Figure 5. Rapamycin rescued age-related night sleep fragmentation in an S6K-dependent manner.

(A) Rapamycin treatment (9 d) did not significantly affect day/night activity or wakefulness, but significantly increased night sleep duration, reduced night sleep fragmentation, and increased the length of night sleep periods (w^Dah, age 10 d, n = 21/20 control/rapamycin). (B) Average activity count data (30 min bins) under 12∶12 h LD. (C) Acute rapamycin treatment of 45-d-old flies for 3 d did not significantly affect day/night activity or wakefulness, but significantly increased night sleep duration, reduced night sleep fragmentation, and increased the length of night sleep periods (w^Dah, n = 64/64). Rapamycin-mediated night sleep, bout number, and bout length were independent of (D) 4E-BP (n = 19/19) and (E) reduced autophagy (a = da-Gal4/UAS-ATG5-RNAi, n = 20/17 or genetic controls c1 = da-Gal4/+, n = 20/21 and c2 = UAS-ATG5-RNAi/+, n = 23/19). Flies with reduced autophagy responded to rapamycin as controls in sleep (p = 0.81), bout number (p = 0.82), and night bout length (p = 0.42) (GLM). (F) Ubiquitous expression of constitutively active S6K blocked the rescue of night sleep fragmentation by rapamycin (c1 = da-Gal4/+, n = 20/21, and c2 = UAS-S6K^STDETE/+, n = 20/18, S6K = da-Gal4/UAS-S6K^STDETE, n = 20/17). Flies expressing a constitutively active form of S6K significantly differed from controls in the response to rapamycin (sleep p = 0.01, bout number p = 0.03, night bout length p = <0.0001, GLM). Kruskal Wallis test with Dunn's multiple comparisons of selected pairs. ***p<0.001, **p<0.01, and *p<0.05. Error bars represent s.e.m. Day behaviours of (D–F) are shown in Figure S6B–D.

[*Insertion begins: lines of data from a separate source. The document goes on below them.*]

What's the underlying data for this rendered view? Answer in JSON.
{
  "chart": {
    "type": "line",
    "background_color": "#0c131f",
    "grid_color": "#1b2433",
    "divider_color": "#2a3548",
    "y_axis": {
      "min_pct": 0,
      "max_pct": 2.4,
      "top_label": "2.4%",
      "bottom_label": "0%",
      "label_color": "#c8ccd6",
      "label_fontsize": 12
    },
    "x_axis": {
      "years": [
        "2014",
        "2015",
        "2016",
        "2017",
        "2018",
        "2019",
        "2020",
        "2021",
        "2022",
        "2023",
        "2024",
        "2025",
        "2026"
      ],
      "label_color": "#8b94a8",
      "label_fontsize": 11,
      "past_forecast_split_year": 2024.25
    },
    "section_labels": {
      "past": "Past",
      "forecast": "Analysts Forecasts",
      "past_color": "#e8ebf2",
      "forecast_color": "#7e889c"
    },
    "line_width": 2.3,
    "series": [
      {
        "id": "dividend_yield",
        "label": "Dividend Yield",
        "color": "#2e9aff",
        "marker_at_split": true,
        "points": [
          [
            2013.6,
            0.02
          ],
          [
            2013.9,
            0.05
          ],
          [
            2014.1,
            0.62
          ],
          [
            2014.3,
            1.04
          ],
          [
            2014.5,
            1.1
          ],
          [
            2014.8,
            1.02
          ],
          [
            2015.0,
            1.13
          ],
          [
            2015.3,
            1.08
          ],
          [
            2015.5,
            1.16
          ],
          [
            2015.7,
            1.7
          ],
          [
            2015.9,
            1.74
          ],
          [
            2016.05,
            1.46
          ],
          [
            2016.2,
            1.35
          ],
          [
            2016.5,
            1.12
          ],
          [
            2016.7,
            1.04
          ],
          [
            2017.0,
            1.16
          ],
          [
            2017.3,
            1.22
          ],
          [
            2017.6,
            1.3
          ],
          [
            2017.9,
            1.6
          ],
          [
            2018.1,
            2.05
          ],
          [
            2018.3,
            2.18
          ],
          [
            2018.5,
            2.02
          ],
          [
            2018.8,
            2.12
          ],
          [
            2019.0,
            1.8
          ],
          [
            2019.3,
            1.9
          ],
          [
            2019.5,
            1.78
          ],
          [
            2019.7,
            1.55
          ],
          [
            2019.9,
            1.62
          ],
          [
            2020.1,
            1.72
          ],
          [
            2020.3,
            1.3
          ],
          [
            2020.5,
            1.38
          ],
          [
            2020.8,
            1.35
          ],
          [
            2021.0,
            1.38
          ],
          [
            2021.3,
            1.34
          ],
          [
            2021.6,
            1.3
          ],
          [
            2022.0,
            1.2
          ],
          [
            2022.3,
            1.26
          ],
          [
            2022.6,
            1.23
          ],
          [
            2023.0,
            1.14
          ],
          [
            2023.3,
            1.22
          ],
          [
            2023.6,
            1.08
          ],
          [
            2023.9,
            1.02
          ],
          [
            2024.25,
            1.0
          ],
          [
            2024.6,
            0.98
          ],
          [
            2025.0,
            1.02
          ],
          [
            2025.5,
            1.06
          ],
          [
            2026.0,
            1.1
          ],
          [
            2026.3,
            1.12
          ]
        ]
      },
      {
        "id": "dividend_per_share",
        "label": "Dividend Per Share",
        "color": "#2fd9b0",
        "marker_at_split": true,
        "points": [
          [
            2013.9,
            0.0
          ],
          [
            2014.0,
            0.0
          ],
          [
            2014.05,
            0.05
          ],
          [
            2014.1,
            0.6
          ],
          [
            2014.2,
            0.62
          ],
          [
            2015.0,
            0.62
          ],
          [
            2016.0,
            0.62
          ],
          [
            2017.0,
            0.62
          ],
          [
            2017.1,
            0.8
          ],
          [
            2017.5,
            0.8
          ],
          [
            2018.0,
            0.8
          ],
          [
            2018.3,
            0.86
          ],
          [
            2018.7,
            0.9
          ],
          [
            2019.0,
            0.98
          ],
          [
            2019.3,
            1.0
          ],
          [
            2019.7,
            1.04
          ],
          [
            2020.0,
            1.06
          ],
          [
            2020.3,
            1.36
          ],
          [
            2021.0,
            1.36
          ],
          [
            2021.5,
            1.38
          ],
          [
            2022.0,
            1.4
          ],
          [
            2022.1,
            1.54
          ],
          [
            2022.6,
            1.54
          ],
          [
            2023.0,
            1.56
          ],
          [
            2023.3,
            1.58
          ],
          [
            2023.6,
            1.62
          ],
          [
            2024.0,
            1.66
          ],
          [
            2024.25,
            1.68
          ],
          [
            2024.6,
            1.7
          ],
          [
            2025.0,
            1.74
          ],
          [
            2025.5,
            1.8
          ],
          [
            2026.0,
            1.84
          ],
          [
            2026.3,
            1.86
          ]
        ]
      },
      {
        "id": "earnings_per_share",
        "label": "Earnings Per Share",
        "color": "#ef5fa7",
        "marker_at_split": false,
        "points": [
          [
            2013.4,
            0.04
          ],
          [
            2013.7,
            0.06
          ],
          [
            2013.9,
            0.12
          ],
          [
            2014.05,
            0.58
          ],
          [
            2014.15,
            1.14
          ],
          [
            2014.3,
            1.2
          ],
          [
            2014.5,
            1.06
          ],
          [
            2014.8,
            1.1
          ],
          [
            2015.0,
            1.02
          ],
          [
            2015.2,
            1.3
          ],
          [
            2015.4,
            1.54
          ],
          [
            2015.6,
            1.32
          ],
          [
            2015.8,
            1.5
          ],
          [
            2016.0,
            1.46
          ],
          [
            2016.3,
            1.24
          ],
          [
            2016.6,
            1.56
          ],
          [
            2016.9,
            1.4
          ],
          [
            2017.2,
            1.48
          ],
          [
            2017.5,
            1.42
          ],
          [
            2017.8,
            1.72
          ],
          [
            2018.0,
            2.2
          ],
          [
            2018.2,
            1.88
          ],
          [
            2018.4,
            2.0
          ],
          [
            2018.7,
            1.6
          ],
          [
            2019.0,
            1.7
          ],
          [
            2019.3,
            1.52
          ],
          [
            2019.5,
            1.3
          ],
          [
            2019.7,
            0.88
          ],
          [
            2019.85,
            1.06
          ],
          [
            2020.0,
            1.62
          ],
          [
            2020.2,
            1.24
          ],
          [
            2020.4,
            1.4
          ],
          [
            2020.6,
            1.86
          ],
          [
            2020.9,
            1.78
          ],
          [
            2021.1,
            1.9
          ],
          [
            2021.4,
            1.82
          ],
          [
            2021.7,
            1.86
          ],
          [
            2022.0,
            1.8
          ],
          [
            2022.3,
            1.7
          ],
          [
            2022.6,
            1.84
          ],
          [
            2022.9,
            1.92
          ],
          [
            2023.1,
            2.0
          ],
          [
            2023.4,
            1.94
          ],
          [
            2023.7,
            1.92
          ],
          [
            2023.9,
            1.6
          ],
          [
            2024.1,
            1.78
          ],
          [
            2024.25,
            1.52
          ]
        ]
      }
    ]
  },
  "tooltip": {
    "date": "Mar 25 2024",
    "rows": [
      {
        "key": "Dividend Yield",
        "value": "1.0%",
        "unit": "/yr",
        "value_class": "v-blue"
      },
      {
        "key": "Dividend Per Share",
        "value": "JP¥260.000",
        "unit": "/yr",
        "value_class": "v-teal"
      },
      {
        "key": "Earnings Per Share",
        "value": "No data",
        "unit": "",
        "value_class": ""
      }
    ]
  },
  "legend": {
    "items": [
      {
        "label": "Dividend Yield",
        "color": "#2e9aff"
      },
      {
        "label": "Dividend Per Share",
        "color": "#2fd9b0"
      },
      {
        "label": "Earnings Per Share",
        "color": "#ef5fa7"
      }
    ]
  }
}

Figure 6. Dopamine receptor mutants do not respond to rapamycin treatment.

(A) DopR1 mutants had similar activity and sleep features as rapamycin-fed flies. Behaviour of DopR1 mutants was not affected by rapamycin feeding (age 10 d, n = 64 for all genotypes). Flies were fed with rapamycin for 9 d. (B) dilp2-3,5, DopR1 mutants had similar activity and sleep features as dilp2-3,5 mutants (n = 64 for all genotypes). (C) QRT-PCR analysis of dopamine receptor (DopR1) expression normalized to Rpl32 expression and controls in head extracts of dilp2-3,5 mutants (age 10 d, n = 9) and da-Gal4/UAS/INR^DN flies and da-Gal4/INR^DN;dfoxo mutants (age 10 d, n = 3). (D) Mass spectrometry measurement of dopamine levels in head extracts of female flies (age 10 d, n = 3). (E) QRT-PCR analysis of DAT expression, normalized to Rpl32 expression (n = 9). (F) Behaviour of IIS mutants after short-term exposure (2 d) to the tyrosine hydroxylase inhibitor 3IY (5 mg/ml) (age 35 d, n = 32 for all genotypes). IIS mutants differed from controls in the nighttime activity and sleep response to 3IY treatment, but not in bout or bout length (activity p = 0.044, sleep p = 0.014, bout number p = 0.276, night bout length p = 0.463, GLM). (G) Behaviour of IIS mutants after short-term (12 h) exposure to METH (1 mg/ml) (age 25 d, n = 48 for all genotypes). IIS mutants differed from controls in daytime behaviours after METH treatment (activity p = 0.005, sleep p = <0.0001, bout number p = 0.0002, bout length p = 0.031, GLM) along with nighttime bouts (p = <0.0001) and bout length (p = <0.0001), whereas nighttime activity and sleep did not differ (activity p = 0.796, sleep p = 0.352, GLM). (A, B, G) Kruskal Wallis test with Dunn's multiple comparison of selected pairs. (F) Individual comparisons by Mann–Whitney U test. (C–E) Two-tailed t test. ***p<0.001, **p<0.01, and *p<0.05. Error bars represent s.e.m. (C, E, F) QRT-PCR analysis normalized to RNApolII expression shown in Figure S5D.